I laughed till I cried in the comments section.

Me too. Priceless.
I hope the negative feedback and mockery sends a very clear message. Unfortunately, something tells me it'll be lost on them.
 
Intercepted by NSA cellphone wiretap under FISA, names redacted...
Editor 1: "Geez, can you believe the pair on that Bloomberg guy? Ordering us around like that? That's not what I signed on for."
Editor 2: "Well, he was waving wads of cash at us and putting sacks with dollar signs on top of the table...you gotta take the bad with the crooked, and you know how much our bosses were counting on this extra scratch"
Editor 1: "Yeah, but still...Here's an idea; why don't we take his money, and stick it to the man at the same time?"
Editor 2: "How do we do that?"
Editor 1: "We use his 'donation' to fund an embarrassingly bad column on gun violence --we'll need Gwynn for this-- and dare him to complain about us doing a bad job with his money --not that it's his money, in case someone's listening"
Editor 2: "Hmm, I think you may be on to something, there. If we do it right, no one but us will be able to tell it apart from our normal columns, and if it's bad enough, all the gun-crazies will flock to the site to laugh at the article, boosting its ranking...Brilliant!"
End record

TCB
 
the second paragraph of the derringer page says it all. 2 words misspelled and the sentence was written wrong. just damn!
 
Darn, beat me to it- I headed straight for THR after seeing this unbelievable article.

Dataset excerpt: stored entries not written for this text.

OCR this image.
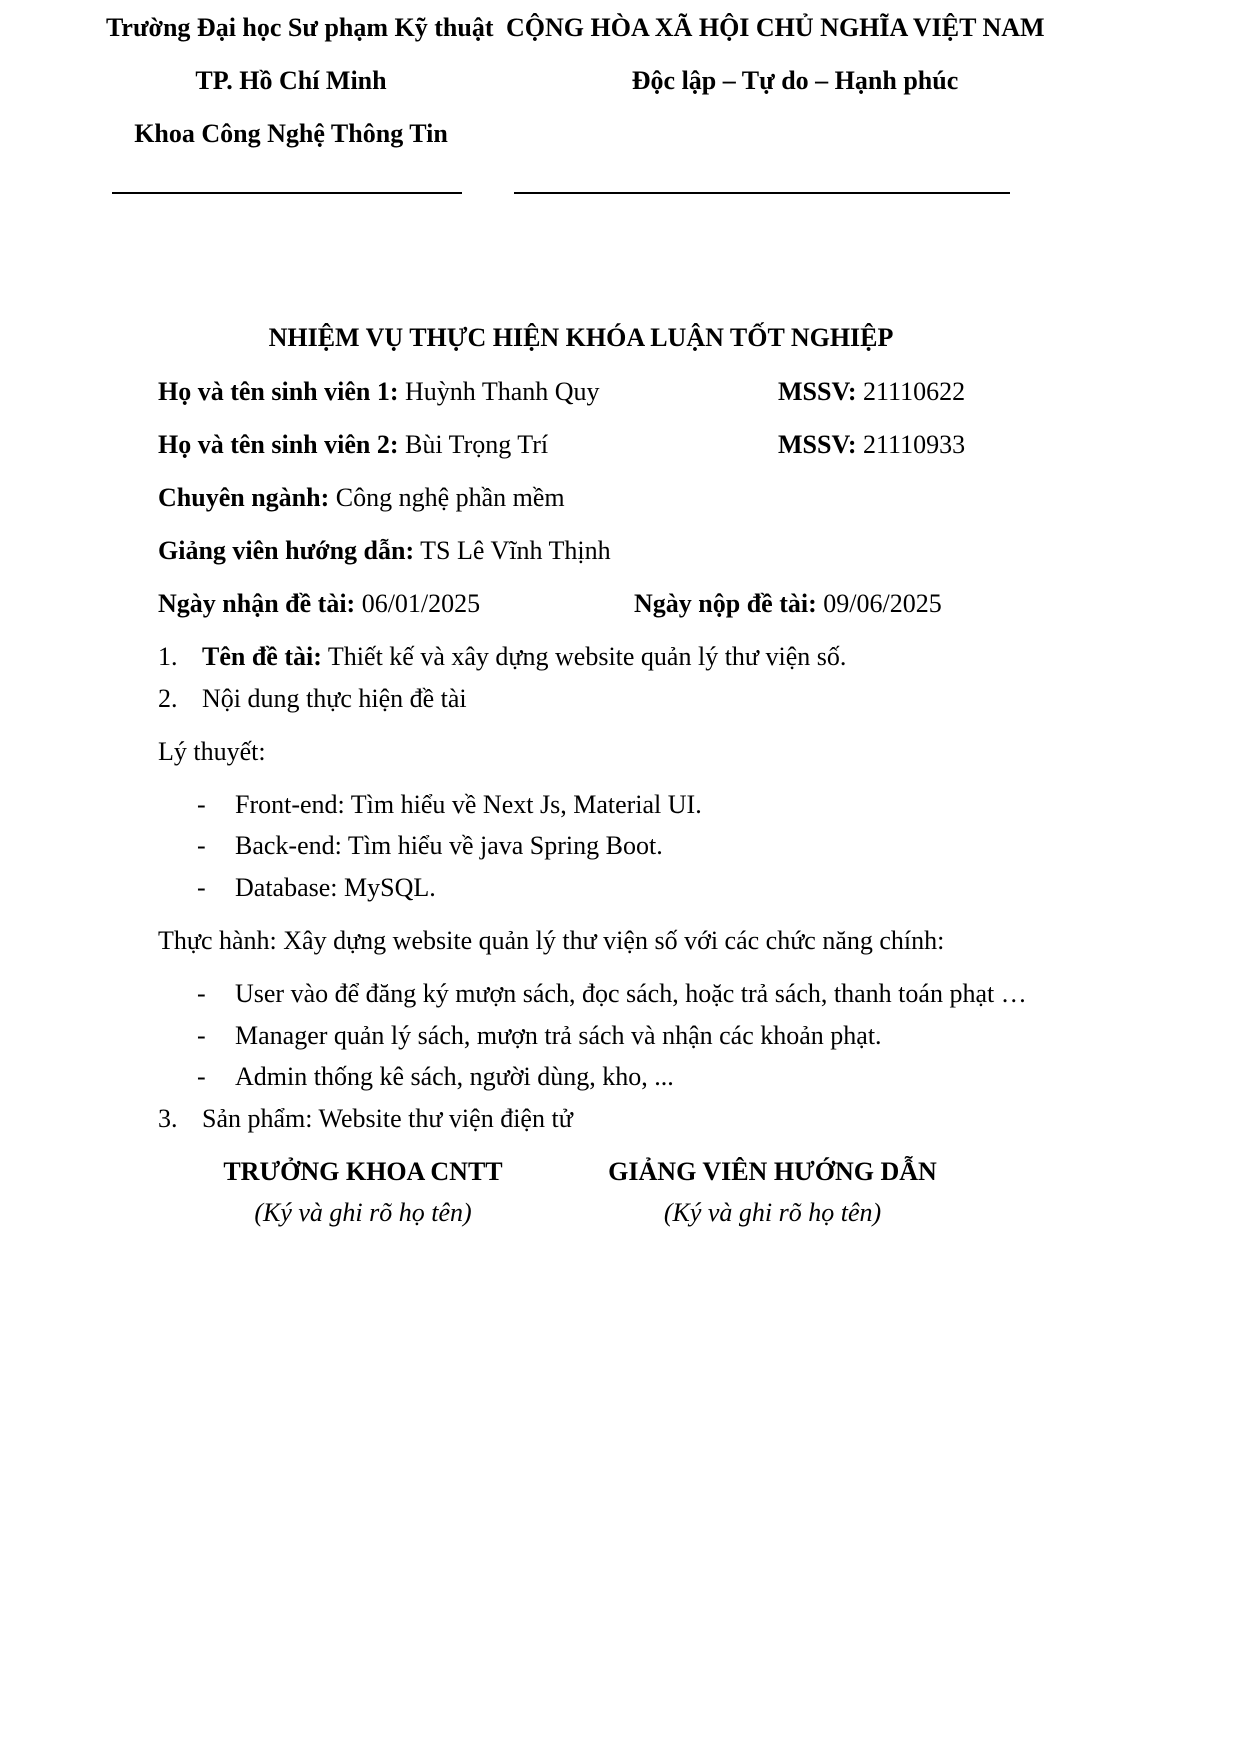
Trường Đại học Sư phạm Kỹ thuật
TP. Hồ Chí Minh
Khoa Công Nghệ Thông Tin
CỘNG HÒA XÃ HỘI CHỦ NGHĨA VIỆT NAM
Độc lập – Tự do – Hạnh phúc
NHIỆM VỤ THỰC HIỆN KHÓA LUẬN TỐT NGHIỆP
Họ và tên sinh viên 1: Huỳnh Thanh Quy	MSSV: 21110622
Họ và tên sinh viên 2: Bùi Trọng Trí	MSSV: 21110933
Chuyên ngành: Công nghệ phần mềm
Giảng viên hướng dẫn: TS Lê Vĩnh Thịnh
Ngày nhận đề tài: 06/01/2025	Ngày nộp đề tài: 09/06/2025
1. Tên đề tài: Thiết kế và xây dựng website quản lý thư viện số.
2. Nội dung thực hiện đề tài
Lý thuyết:
- Front-end: Tìm hiểu về Next Js, Material UI.
- Back-end: Tìm hiểu về java Spring Boot.
- Database: MySQL.
Thực hành: Xây dựng website quản lý thư viện số với các chức năng chính:
- User vào để đăng ký mượn sách, đọc sách, hoặc trả sách, thanh toán phạt …
- Manager quản lý sách, mượn trả sách và nhận các khoản phạt.
- Admin thống kê sách, người dùng, kho, ...
3. Sản phẩm: Website thư viện điện tử
TRƯỞNG KHOA CNTT
(Ký và ghi rõ họ tên)
GIẢNG VIÊN HƯỚNG DẪN
(Ký và ghi rõ họ tên)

Honestly, I love articles like this. Its amazingly terrible. Its like satire... that isn't satire. I can't believe there's actually an anti-gun person out there that could write an "article" like this. It makes their side look more uneducated and ignorant than us pro-gun folk could ever hope to demonstrate [in a piece that's the same length].

I like it; keep 'em comin'.
 
We should be worried, very worried ... about the fact that RS does have millions of readers who will actually believe every word of this tripe.

(Disclaimer: I read RS when I was in high school and had the hots for Linda Ronstadt)
 
Linda was gorgeous!

RS is crap and most contemporary music is just as noisome as this article.

Bah!! says I :barf:
 
The article was over-the-top satire, and, I think, deliberately so. There are some pro-gun moles on the staff of Rolling Stone. Seen in this light, the piece was brilliant. It absolutely devastates the antigun side. (Some of them are too dumb to realize that.)
 
Alexander - I really don't think that is the case with this article. It's just a poorly conceptualized and even more poorly executed repackaging of a few data points - the top 5 types of weapons ATF was asked to trace by LE (but "5 most dangerous" is a sexier lead, right?)..

What the article in reality is saying is that ATF stats reveal (unsurprisingly) that the most common firearms recovered by LE after a crime scene were "pistols" (the author meant semi-auto), followed by revolvers, rifles, shotguns, and then derringers. The author sees to forget that context pretty quickly though.

Reading the actual ATF statistics (http://www.atf.gov/statistics/trace-data/2012-trace-data.html), the list continues to include - in declining order - machine guns, receiver/frames, combination gun, unknown types, silencers, any other weapons (AOW), destructive devices, flare guns, and tear gas launchers.

Importantly, these are only those weapons that fall under ATF's "scope" (such as it is), which by definition excludes other weapons recovered at crime scenes, which may include knives, machetes, stiletto heels, baseball bats, rocks, point-ed sticks and bananas.

One last really important point - these trace figures only reflect that a weapon was recovered during a crime scene - not that it actually used in a homicide or assault. Might have been recovered during a drug bust, DWI, shoplifiting, heck even a check fraud bust.

Sorry for getting serious about an article that's very hard to take serious. Bad writing and bad analysis extracted from raw gov't data. But the articles comments are priceless.